Now, at least a dozen pairs of ospreys return to Great Bay each spring to hunt and raise a family. It’s still a state-listed threatened species, but the osprey has taken roost, and together we share water and habitat now more pristine than any other estuary along the East Coast.

New Hampshire’s 18-mile (29-kilometer) coastline is the shortest in the United States, a mere afterthought as you head from Massachusetts to Maine. But include the land that stretches back 10 miles (16 kilometers) up the Piscataqua River and outlines Great Bay, and you have about 150 miles (241 kilometers) of tidal shoreline that frames one of the largest estuaries on the Atlantic Coast — an ecological jewel that’s home to 162 bird, fish and plant species and set in one of the fastest growing areas of the state.

I cap the binoculars and pick up the paddle to push forward. My oars cut easily through the placid water; the rumble of motorcycles, SUVs and cars on the road near our put-in becomes muffled, then disappears. Framed by five towns, Great Bay is a refuge from the normal hum of life. Ahead, my partner Pete disrupts a gaggle of cormorants and gulls gossiping and preening on the salt marsh banks, the only crowds we’ll encounter today.

We had plunked our kayaks in at the Squamscott River to paddle up the western shoreline of Great Bay proper.

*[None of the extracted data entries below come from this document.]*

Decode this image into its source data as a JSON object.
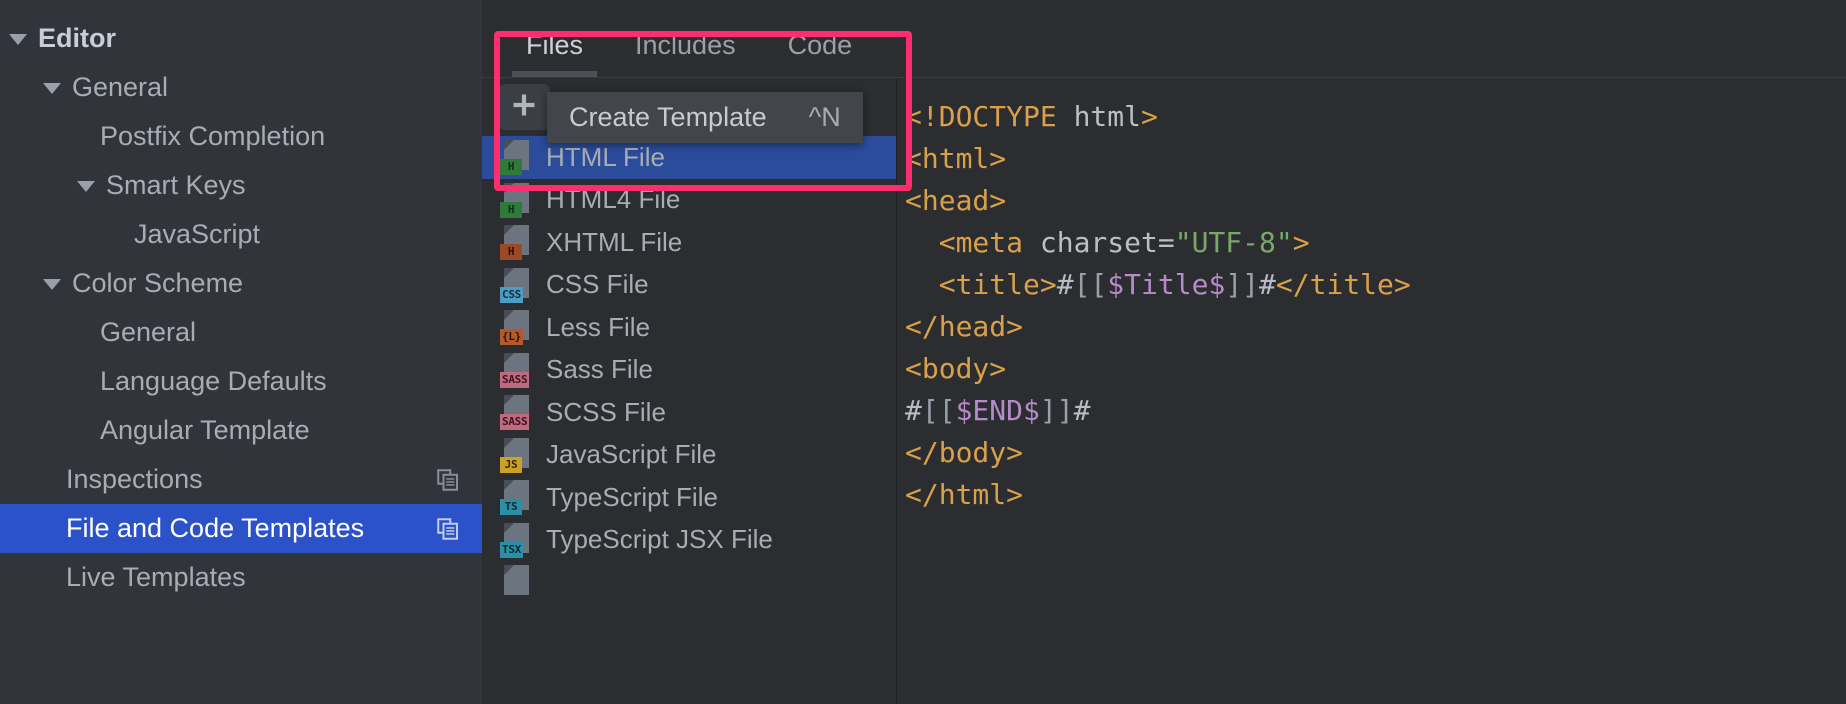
{
  "sidebar": {
    "items": [
      {
        "label": "Editor",
        "depth": 0,
        "twisty": "open",
        "bold": true,
        "selected": false,
        "copy_icon": false
      },
      {
        "label": "General",
        "depth": 1,
        "twisty": "open",
        "bold": false,
        "selected": false,
        "copy_icon": false
      },
      {
        "label": "Postfix Completion",
        "depth": 2,
        "twisty": "none",
        "bold": false,
        "selected": false,
        "copy_icon": false
      },
      {
        "label": "Smart Keys",
        "depth": 2,
        "twisty": "open",
        "bold": false,
        "selected": false,
        "copy_icon": false
      },
      {
        "label": "JavaScript",
        "depth": 3,
        "twisty": "none",
        "bold": false,
        "selected": false,
        "copy_icon": false
      },
      {
        "label": "Color Scheme",
        "depth": 1,
        "twisty": "open",
        "bold": false,
        "selected": false,
        "copy_icon": false
      },
      {
        "label": "General",
        "depth": 2,
        "twisty": "none",
        "bold": false,
        "selected": false,
        "copy_icon": false
      },
      {
        "label": "Language Defaults",
        "depth": 2,
        "twisty": "none",
        "bold": false,
        "selected": false,
        "copy_icon": false
      },
      {
        "label": "Angular Template",
        "depth": 2,
        "twisty": "none",
        "bold": false,
        "selected": false,
        "copy_icon": false
      },
      {
        "label": "Inspections",
        "depth": 1,
        "twisty": "none",
        "bold": false,
        "selected": false,
        "copy_icon": true
      },
      {
        "label": "File and Code Templates",
        "depth": 1,
        "twisty": "none",
        "bold": false,
        "selected": true,
        "copy_icon": true
      },
      {
        "label": "Live Templates",
        "depth": 1,
        "twisty": "none",
        "bold": false,
        "selected": false,
        "copy_icon": false
      }
    ]
  },
  "tabs": [
    {
      "label": "Files",
      "active": true
    },
    {
      "label": "Includes",
      "active": false
    },
    {
      "label": "Code",
      "active": false
    }
  ],
  "toolbar": {
    "buttons": [
      {
        "name": "add-template-button",
        "icon": "plus-icon",
        "hovered": true
      },
      {
        "name": "remove-template-button",
        "icon": "minus-icon",
        "hovered": false
      },
      {
        "name": "copy-template-button",
        "icon": "copy-icon",
        "hovered": false
      },
      {
        "name": "reset-template-button",
        "icon": "undo-icon",
        "hovered": false
      }
    ]
  },
  "tooltip": {
    "label": "Create Template",
    "shortcut": "^N"
  },
  "template_list": [
    {
      "label": "HTML File",
      "badge": "H",
      "badge_bg": "#2f7a3a",
      "badge_fg": "#0e2f14",
      "selected": true
    },
    {
      "label": "HTML4 File",
      "badge": "H",
      "badge_bg": "#2f7a3a",
      "badge_fg": "#0e2f14",
      "selected": false
    },
    {
      "label": "XHTML File",
      "badge": "H",
      "badge_bg": "#9c4a26",
      "badge_fg": "#2b1007",
      "selected": false
    },
    {
      "label": "CSS File",
      "badge": "CSS",
      "badge_bg": "#4c9cc4",
      "badge_fg": "#10303f",
      "selected": false
    },
    {
      "label": "Less File",
      "badge": "{L}",
      "badge_bg": "#b35a2c",
      "badge_fg": "#2d1206",
      "selected": false
    },
    {
      "label": "Sass File",
      "badge": "SASS",
      "badge_bg": "#c06a80",
      "badge_fg": "#3a1420",
      "selected": false
    },
    {
      "label": "SCSS File",
      "badge": "SASS",
      "badge_bg": "#c06a80",
      "badge_fg": "#3a1420",
      "selected": false
    },
    {
      "label": "JavaScript File",
      "badge": "JS",
      "badge_bg": "#c9a227",
      "badge_fg": "#33280a",
      "selected": false
    },
    {
      "label": "TypeScript File",
      "badge": "TS",
      "badge_bg": "#2c8fa8",
      "badge_fg": "#0b2a33",
      "selected": false
    },
    {
      "label": "TypeScript JSX File",
      "badge": "TSX",
      "badge_bg": "#2c8fa8",
      "badge_fg": "#0b2a33",
      "selected": false
    },
    {
      "label": "",
      "badge": "",
      "badge_bg": "#6c7480",
      "badge_fg": "#1b1d20",
      "selected": false
    }
  ],
  "code": {
    "lines": [
      [
        {
          "t": "<!DOCTYPE ",
          "c": "tag"
        },
        {
          "t": "html",
          "c": "attr"
        },
        {
          "t": ">",
          "c": "tag"
        }
      ],
      [
        {
          "t": "<html>",
          "c": "tag"
        }
      ],
      [
        {
          "t": "<head>",
          "c": "tag"
        }
      ],
      [
        {
          "t": "  <meta ",
          "c": "tag"
        },
        {
          "t": "charset=",
          "c": "attr"
        },
        {
          "t": "\"UTF-8\"",
          "c": "str"
        },
        {
          "t": ">",
          "c": "tag"
        }
      ],
      [
        {
          "t": "  <title>",
          "c": "tag"
        },
        {
          "t": "#",
          "c": "macro"
        },
        {
          "t": "[[",
          "c": "brk"
        },
        {
          "t": "$Title$",
          "c": "var"
        },
        {
          "t": "]]",
          "c": "brk"
        },
        {
          "t": "#",
          "c": "macro"
        },
        {
          "t": "</title>",
          "c": "tag"
        }
      ],
      [
        {
          "t": "</head>",
          "c": "tag"
        }
      ],
      [
        {
          "t": "<body>",
          "c": "tag"
        }
      ],
      [
        {
          "t": "#",
          "c": "macro"
        },
        {
          "t": "[[",
          "c": "brk"
        },
        {
          "t": "$END$",
          "c": "var"
        },
        {
          "t": "]]",
          "c": "brk"
        },
        {
          "t": "#",
          "c": "macro"
        }
      ],
      [
        {
          "t": "</body>",
          "c": "tag"
        }
      ],
      [
        {
          "t": "</html>",
          "c": "tag"
        }
      ]
    ]
  },
  "colors": {
    "sidebar_bg": "#31343b",
    "selection_blue": "#2c52c9",
    "list_selection_blue": "#2b4c9b",
    "highlight_pink": "#ff2d6f",
    "tooltip_bg": "#42454a",
    "editor_bg": "#2b2d30"
  }
}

There’s little wind, and it’s easy to forget 98 percent of the water is saline, that the tides are always pulling and pushing against this flooded depression, sunken by the weight of glaciers thousands of years ago and then drowned in ice-water engorged ocean. There is no crash of waves on the shore, no sandy beaches. Meadows and woodland runs into salt marsh that dance in the shallows, disturbed by only a smattering of houses here and there.

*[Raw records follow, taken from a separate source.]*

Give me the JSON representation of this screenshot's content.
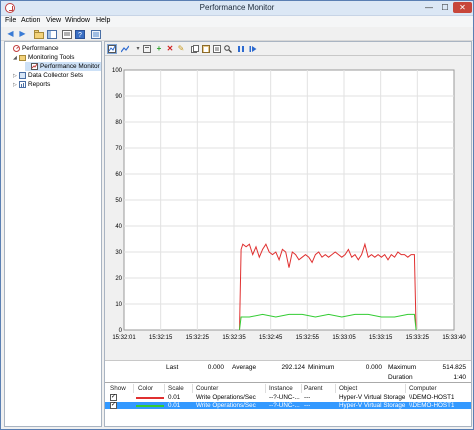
{
  "window": {
    "title": "Performance Monitor",
    "minimize_glyph": "—",
    "maximize_glyph": "☐",
    "close_glyph": "✕"
  },
  "menu": {
    "items": [
      "File",
      "Action",
      "View",
      "Window",
      "Help"
    ]
  },
  "toolbar": {
    "icons": [
      "back-icon",
      "forward-icon",
      "up-icon",
      "show-hide-tree-icon",
      "properties-icon",
      "help-icon",
      "console-icon"
    ]
  },
  "tree": {
    "items": [
      {
        "label": "Performance",
        "level": 0,
        "expander": "",
        "icon": "performance-icon"
      },
      {
        "label": "Monitoring Tools",
        "level": 1,
        "expander": "◢",
        "icon": "folder-icon"
      },
      {
        "label": "Performance Monitor",
        "level": 2,
        "expander": "",
        "icon": "monitor-chart-icon",
        "selected": true
      },
      {
        "label": "Data Collector Sets",
        "level": 1,
        "expander": "▷",
        "icon": "collector-icon"
      },
      {
        "label": "Reports",
        "level": 1,
        "expander": "▷",
        "icon": "report-icon"
      }
    ]
  },
  "perf_toolbar": {
    "icons": [
      "view-current-activity-icon",
      "change-graph-type-icon",
      "view-log-data-icon",
      "add-counter-icon",
      "delete-counter-icon",
      "highlight-icon",
      "copy-properties-icon",
      "paste-counter-list-icon",
      "properties-icon",
      "zoom-icon",
      "freeze-display-icon",
      "update-data-icon"
    ]
  },
  "colors": {
    "accent": "#3399ff",
    "series_red": "#e03030",
    "series_green": "#33cc33",
    "selected_tree": "#cde1f7"
  },
  "chart_data": {
    "type": "line",
    "title": "",
    "ylim": [
      0,
      100
    ],
    "y_ticks": [
      0,
      10,
      20,
      30,
      40,
      50,
      60,
      70,
      80,
      90,
      100
    ],
    "x_tick_labels": [
      "15:32:01",
      "15:32:15",
      "15:32:25",
      "15:32:35",
      "15:32:45",
      "15:32:55",
      "15:33:05",
      "15:33:15",
      "15:33:25",
      "15:33:40"
    ],
    "x_range_seconds": 100,
    "series": [
      {
        "color": "#e03030",
        "points": [
          [
            35,
            0
          ],
          [
            35.5,
            31
          ],
          [
            36,
            33
          ],
          [
            37,
            32
          ],
          [
            38,
            33
          ],
          [
            39,
            29
          ],
          [
            40,
            32
          ],
          [
            41,
            28
          ],
          [
            42,
            31
          ],
          [
            43,
            33
          ],
          [
            44,
            30
          ],
          [
            45,
            29
          ],
          [
            46,
            30
          ],
          [
            47,
            27
          ],
          [
            48,
            31
          ],
          [
            49,
            30
          ],
          [
            50,
            24
          ],
          [
            51,
            30
          ],
          [
            52,
            29
          ],
          [
            53,
            27
          ],
          [
            54,
            28
          ],
          [
            55,
            29
          ],
          [
            56,
            28
          ],
          [
            57,
            26
          ],
          [
            58,
            29
          ],
          [
            59,
            30
          ],
          [
            60,
            28
          ],
          [
            61,
            29
          ],
          [
            62,
            28
          ],
          [
            63,
            29
          ],
          [
            64,
            30
          ],
          [
            65,
            29
          ],
          [
            66,
            28
          ],
          [
            67,
            29
          ],
          [
            68,
            31
          ],
          [
            69,
            28
          ],
          [
            70,
            29
          ],
          [
            71,
            27
          ],
          [
            72,
            29
          ],
          [
            73,
            33
          ],
          [
            74,
            28
          ],
          [
            75,
            29
          ],
          [
            76,
            28
          ],
          [
            77,
            29
          ],
          [
            78,
            28
          ],
          [
            79,
            29
          ],
          [
            80,
            27
          ],
          [
            81,
            29
          ],
          [
            82,
            28
          ],
          [
            83,
            30
          ],
          [
            84,
            29
          ],
          [
            85,
            29
          ],
          [
            86,
            28
          ],
          [
            87,
            29
          ],
          [
            88,
            29
          ],
          [
            88.5,
            0
          ]
        ]
      },
      {
        "color": "#33cc33",
        "points": [
          [
            35,
            0
          ],
          [
            35.5,
            5
          ],
          [
            38,
            5
          ],
          [
            42,
            6
          ],
          [
            46,
            5
          ],
          [
            50,
            6
          ],
          [
            54,
            6
          ],
          [
            58,
            5
          ],
          [
            62,
            6
          ],
          [
            66,
            5
          ],
          [
            70,
            6
          ],
          [
            74,
            6
          ],
          [
            78,
            5
          ],
          [
            82,
            5
          ],
          [
            86,
            6
          ],
          [
            88,
            6
          ],
          [
            88.5,
            0
          ]
        ]
      }
    ]
  },
  "stats": {
    "last_label": "Last",
    "last": "0.000",
    "average_label": "Average",
    "average": "292.124",
    "minimum_label": "Minimum",
    "minimum": "0.000",
    "maximum_label": "Maximum",
    "maximum": "514.825",
    "duration_label": "Duration",
    "duration": "1:40"
  },
  "counter_table": {
    "columns": [
      "Show",
      "Color",
      "Scale",
      "Counter",
      "Instance",
      "Parent",
      "Object",
      "Computer"
    ],
    "rows": [
      {
        "show": true,
        "color": "#e03030",
        "scale": "0.01",
        "counter": "Write Operations/Sec",
        "instance": "--?-UNC-...",
        "parent": "---",
        "object": "Hyper-V Virtual Storage ...",
        "computer": "\\\\DEMO-HOST1",
        "selected": false
      },
      {
        "show": true,
        "color": "#33cc33",
        "scale": "0.01",
        "counter": "Write Operations/Sec",
        "instance": "--?-UNC-...",
        "parent": "---",
        "object": "Hyper-V Virtual Storage ...",
        "computer": "\\\\DEMO-HOST1",
        "selected": true
      }
    ]
  }
}
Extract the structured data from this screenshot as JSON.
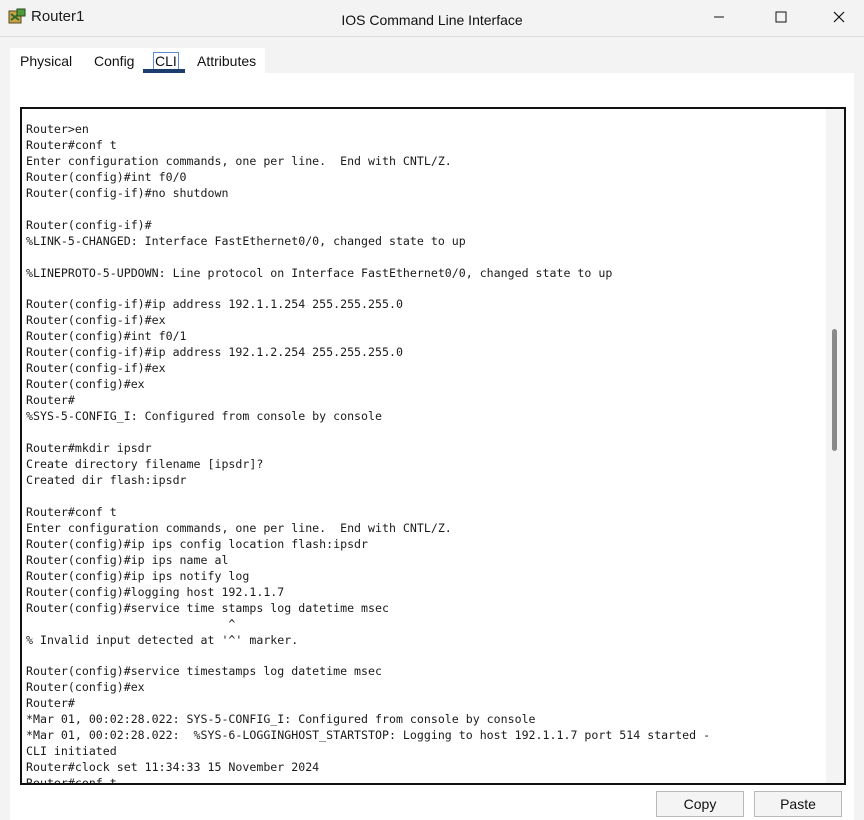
{
  "window": {
    "title": "Router1",
    "icons": {
      "app": "router-app-icon",
      "minimize": "minimize-icon",
      "maximize": "maximize-icon",
      "close": "close-icon"
    }
  },
  "tabs": [
    {
      "label": "Physical",
      "active": false
    },
    {
      "label": "Config",
      "active": false
    },
    {
      "label": "CLI",
      "active": true
    },
    {
      "label": "Attributes",
      "active": false
    }
  ],
  "panel": {
    "title": "IOS Command Line Interface"
  },
  "terminal": {
    "lines": [
      "Router>en",
      "Router#conf t",
      "Enter configuration commands, one per line.  End with CNTL/Z.",
      "Router(config)#int f0/0",
      "Router(config-if)#no shutdown",
      "",
      "Router(config-if)#",
      "%LINK-5-CHANGED: Interface FastEthernet0/0, changed state to up",
      "",
      "%LINEPROTO-5-UPDOWN: Line protocol on Interface FastEthernet0/0, changed state to up",
      "",
      "Router(config-if)#ip address 192.1.1.254 255.255.255.0",
      "Router(config-if)#ex",
      "Router(config)#int f0/1",
      "Router(config-if)#ip address 192.1.2.254 255.255.255.0",
      "Router(config-if)#ex",
      "Router(config)#ex",
      "Router#",
      "%SYS-5-CONFIG_I: Configured from console by console",
      "",
      "Router#mkdir ipsdr",
      "Create directory filename [ipsdr]?",
      "Created dir flash:ipsdr",
      "",
      "Router#conf t",
      "Enter configuration commands, one per line.  End with CNTL/Z.",
      "Router(config)#ip ips config location flash:ipsdr",
      "Router(config)#ip ips name al",
      "Router(config)#ip ips notify log",
      "Router(config)#logging host 192.1.1.7",
      "Router(config)#service time stamps log datetime msec",
      "                             ^",
      "% Invalid input detected at '^' marker.",
      "",
      "Router(config)#service timestamps log datetime msec",
      "Router(config)#ex",
      "Router#",
      "*Mar 01, 00:02:28.022: SYS-5-CONFIG_I: Configured from console by console",
      "*Mar 01, 00:02:28.022:  %SYS-6-LOGGINGHOST_STARTSTOP: Logging to host 192.1.1.7 port 514 started -",
      "CLI initiated",
      "Router#clock set 11:34:33 15 November 2024",
      "Router#conf t"
    ]
  },
  "buttons": {
    "copy": "Copy",
    "paste": "Paste"
  }
}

The western shore is a quintessential New England pastoral, one that you would expect to unfold on a secluded lake. Then the oar flicks water on my face, and I lick my lips. The saltiness is unmistakable. The pull of the kayak forward, towards the sea, is celestial.

Pete and I live on the Oyster River, another tributary that flows into Little Bay, just north of Great Bay proper. I saw my first osprey from our dock. Heard the staccato-high “chirp, chirp, chirp” of one as it called to its mate. Waited so patiently, neck craned back, to see one bullet-dive for a fish and then beat its giant wings to shed the weight of water and gravity once more. I admired the freedom of their air current surfing, their sense of ownership and singularity of purpose — their wildness in an area that was tamed centuries ago. I have since haunted the bay in my boat from our dock and other put-ins. Always in search of their company, my eyes have become tuned to their aerial frequency.

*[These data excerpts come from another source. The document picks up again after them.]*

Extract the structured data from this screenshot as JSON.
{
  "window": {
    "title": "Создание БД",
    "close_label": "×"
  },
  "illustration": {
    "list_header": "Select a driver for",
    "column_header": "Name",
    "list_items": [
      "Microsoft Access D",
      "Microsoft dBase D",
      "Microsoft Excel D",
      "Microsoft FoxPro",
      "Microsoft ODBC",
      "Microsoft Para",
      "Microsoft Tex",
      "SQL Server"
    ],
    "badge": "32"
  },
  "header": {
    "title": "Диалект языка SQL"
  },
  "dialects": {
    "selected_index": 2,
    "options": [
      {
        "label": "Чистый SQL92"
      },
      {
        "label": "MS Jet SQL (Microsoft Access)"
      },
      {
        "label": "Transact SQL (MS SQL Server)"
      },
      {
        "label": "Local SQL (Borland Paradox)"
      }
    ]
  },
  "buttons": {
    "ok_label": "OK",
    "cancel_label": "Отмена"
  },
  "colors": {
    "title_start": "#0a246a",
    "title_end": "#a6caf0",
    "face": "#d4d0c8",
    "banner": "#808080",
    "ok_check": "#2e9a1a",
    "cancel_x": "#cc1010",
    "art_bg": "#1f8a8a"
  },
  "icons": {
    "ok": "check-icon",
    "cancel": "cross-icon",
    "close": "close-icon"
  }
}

Fingers tingle from the figure eight up-down, up-down of the two-hour, six-mile (9.6 kilometer) paddle to Adam’s Point. This spigot of land marks the northern terminus of Great Bay proper and is a place we frequently paddle and drive to in order to walk the trails that weave along cliffs and into meadows gone wild. I pull my kayak up onto the rocky shoreline where water funnels quickly through Furber Strait. Mud flats give way to wide rocks for seating. With cheese, bread and hummus pulled from my boat’s hull, Pete and I settle on a slab warmed by the sun to scan the skies above the 1,082-acre (138-hectare) Great Bay National Wildlife Refuge on the opposite shore.

We’ve finished lunch before we see them. First one, then two figures dot the sky above the refuge. Sailing on currents of air, they scan the waters below, waiting for the afternoon sun to puncture the surface and reveal the scales of elusive fish. I wait for the telltale signs — the sleek wings that angle down into a pencil point. The flap-flap-glide of the wing beat that distinguishes them from just another gull on steroids. Two ospreys, their black stripe over their eyes similar to a superhero’s mask, have arrived. The tide is shifting and it’s nearly time for us to launch, but I wait. I watch and wait until they shift course and drop back down behind the tall pines in the refuge. The water tugs at the stern of my boat, in an arm wrestle with the mud at the bow. We put in to chase the current back.

Karen Finogle, a free-lance writer and senior editor at AMC Outdoors, lives in Durham, New Hampshire.